Apache Flink is a framework for stateful computations over unbounded and bounded data streams. Flink provides multiple APIs at different levels of abstraction and offers dedicated libraries for common use cases.
Here, we present Flink’s easy-to-use and expressive APIs and libraries.
The types of applications that can be built with and executed by a stream processing framework are defined by how well the framework controls streams, state, and time. In the following, we describe these building blocks for stream processing applications and explain Flink’s approaches to handle them.
Obviously, streams are a fundamental aspect of stream processing. However, streams can have different characteristics that affect how a stream can and should be processed. Flink is a versatile processing framework that can handle any kind of stream.
Every non-trivial streaming application is stateful, i.e., only applications that apply transformations on individual events do not require state. Any application that runs basic business logic needs to remember events or intermediate results to access them at a later point in time, for example when the next event is received or after a specific time duration.
Application state is a first-class citizen in Flink. You can see that by looking at all the features that Flink provides in the context of state handling.
Time is another important ingredient of streaming applications. Most event streams have inherent time semantics because each event is produced at a specific point in time. Moreover, many common stream computations are based on time, such as windows aggregations, sessionization, pattern detection, and time-based joins. An important aspect of stream processing is how an application measures time, i.e., the difference of event-time and processing-time.

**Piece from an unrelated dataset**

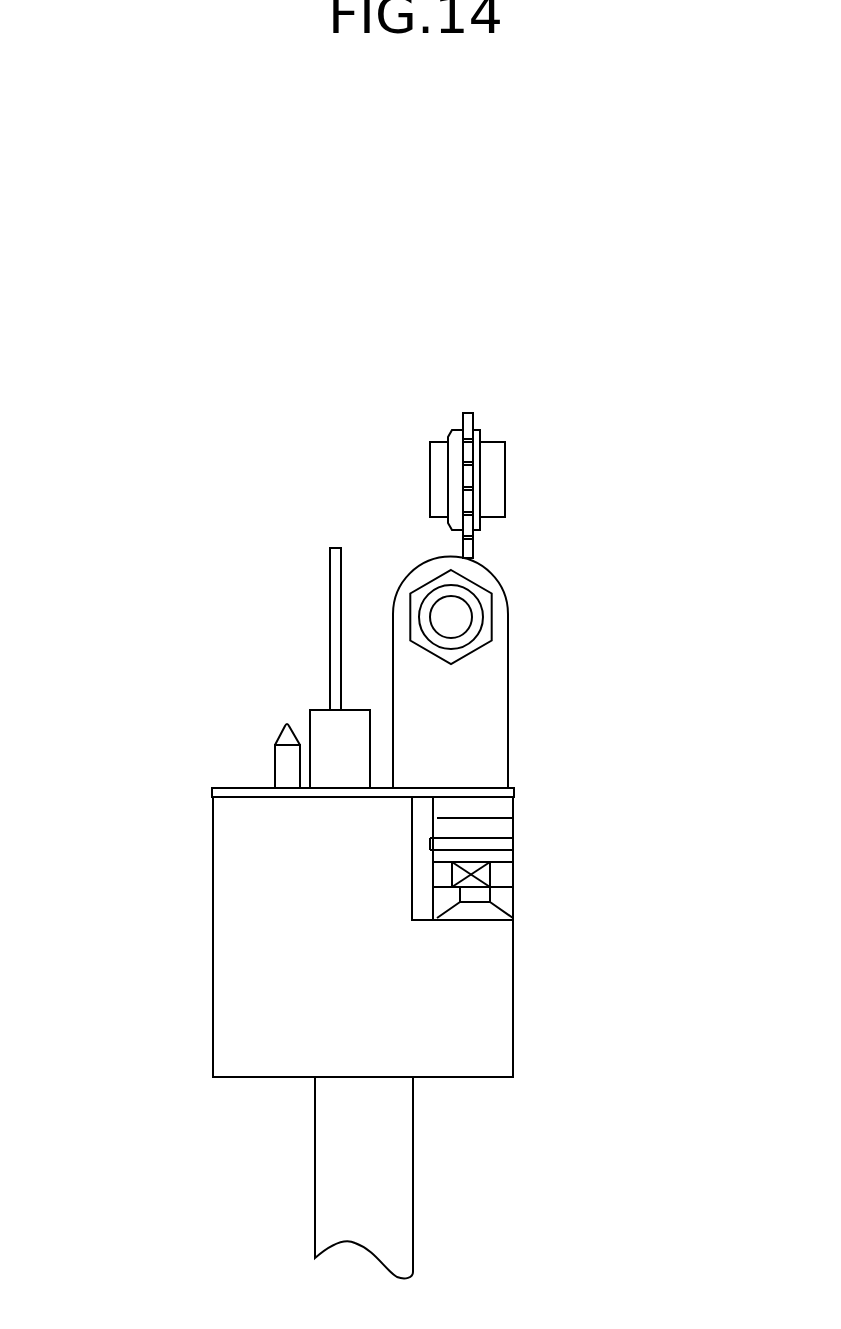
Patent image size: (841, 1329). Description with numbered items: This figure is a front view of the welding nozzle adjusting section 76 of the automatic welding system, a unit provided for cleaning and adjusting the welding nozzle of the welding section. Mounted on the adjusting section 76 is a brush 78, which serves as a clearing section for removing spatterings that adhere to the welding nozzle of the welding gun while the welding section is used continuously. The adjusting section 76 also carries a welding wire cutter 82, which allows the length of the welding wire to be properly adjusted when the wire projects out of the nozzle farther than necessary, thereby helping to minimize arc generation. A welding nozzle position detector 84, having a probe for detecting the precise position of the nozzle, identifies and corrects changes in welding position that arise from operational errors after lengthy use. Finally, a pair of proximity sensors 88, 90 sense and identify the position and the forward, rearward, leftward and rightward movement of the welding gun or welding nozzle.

Flink provides a rich set of time-related features.
Flink provides three layered APIs. Each API offers a different trade-off between conciseness and expressiveness and targets different use cases.
We briefly present each API, discuss its applications, and show a code example.
ProcessFunctions are the most expressive function interfaces that Flink offers. Flink provides ProcessFunctions to process individual events from one or two input streams or events that were grouped in a window. ProcessFunctions provide fine-grained control over time and state. A ProcessFunction can arbitrarily modify its state and register timers that will trigger a callback function in the future. Hence, ProcessFunctions can implement complex per-event business logic as required for many stateful event-driven applications.
The following example shows a
KeyedProcessFunction that operates on a
KeyedStream and matches
END events. When a
START event is received, the function remembers its timestamp in state and registers a timer in four hours. If an
END event is received before the timer fires, the function computes the duration between
START event, clears the state, and returns the value. Otherwise, the timer just fires and clears the state.
The example illustrates the expressive power of the
KeyedProcessFunction but also highlights that it is a rather verbose interface.
The DataStream API provides primitives for many common stream processing operations, such as windowing, record-at-a-time transformations, and enriching events by querying an external data store. The DataStream API is available for Java and Scala and is based on functions, such as
aggregate(). Functions can be defined by extending interfaces or as Java or Scala lambda functions.
The following example shows how to sessionize a clickstream and count the number of clicks per session.
Flink features two relational APIs, the Table API and SQL. Both APIs are unified APIs for batch and stream processing, i.e., queries are executed with the same semantics on unbounded, real-time streams or bounded, recorded streams and produce the same results. The Table API and SQL leverage Apache Calcite for parsing, validation, and query optimization. They can be seamlessly integrated with the DataStream and DataSet APIs and support user-defined scalar, aggregate, and table-valued functions.
The following example shows the SQL query to sessionize a clickstream and count the number of clicks per session. This is the same use case as in the example of the DataStream API.
SELECT userId, COUNT(*) FROM clicks GROUP BY SESSION(clicktime, INTERVAL '30' MINUTE), userId
Flink features several libraries for common data processing use cases. The libraries are typically embedded in an API and not fully self-contained. Hence, they can benefit from all features of the API and be integrated with other libraries.
Complex Event Processing (CEP): Pattern detection is a very common use case for event stream processing. Flink’s CEP library provides an API to specify patterns of events (think of regular expressions or state machines). The CEP library is integrated with Flink’s DataStream API, such that patterns are evaluated on DataStreams. Applications for the CEP library include network intrusion detection, business process monitoring, and fraud detection.
DataSet API: The DataSet API is Flink’s core API for batch processing applications. The primitives of the DataSet API include map, reduce, (outer) join, co-group, and iterate. All operations are backed by algorithms and data structures that operate on serialized data in memory and spill to disk if the data size exceed the memory budget. The data processing algorithms of Flink’s DataSet API are inspired by traditional database operators, such as hybrid hash-join or external merge-sort.
Gelly: Gelly is a library for scalable graph processing and analysis. Gelly is implemented on top of and integrated with the DataSet API. Hence, it benefits from its scalable and robust operators. Gelly features built-in algorithms, such as label propagation, triangle enumeration, and page rank, but provides also a Graph API that eases the implementation of custom graph algorithms.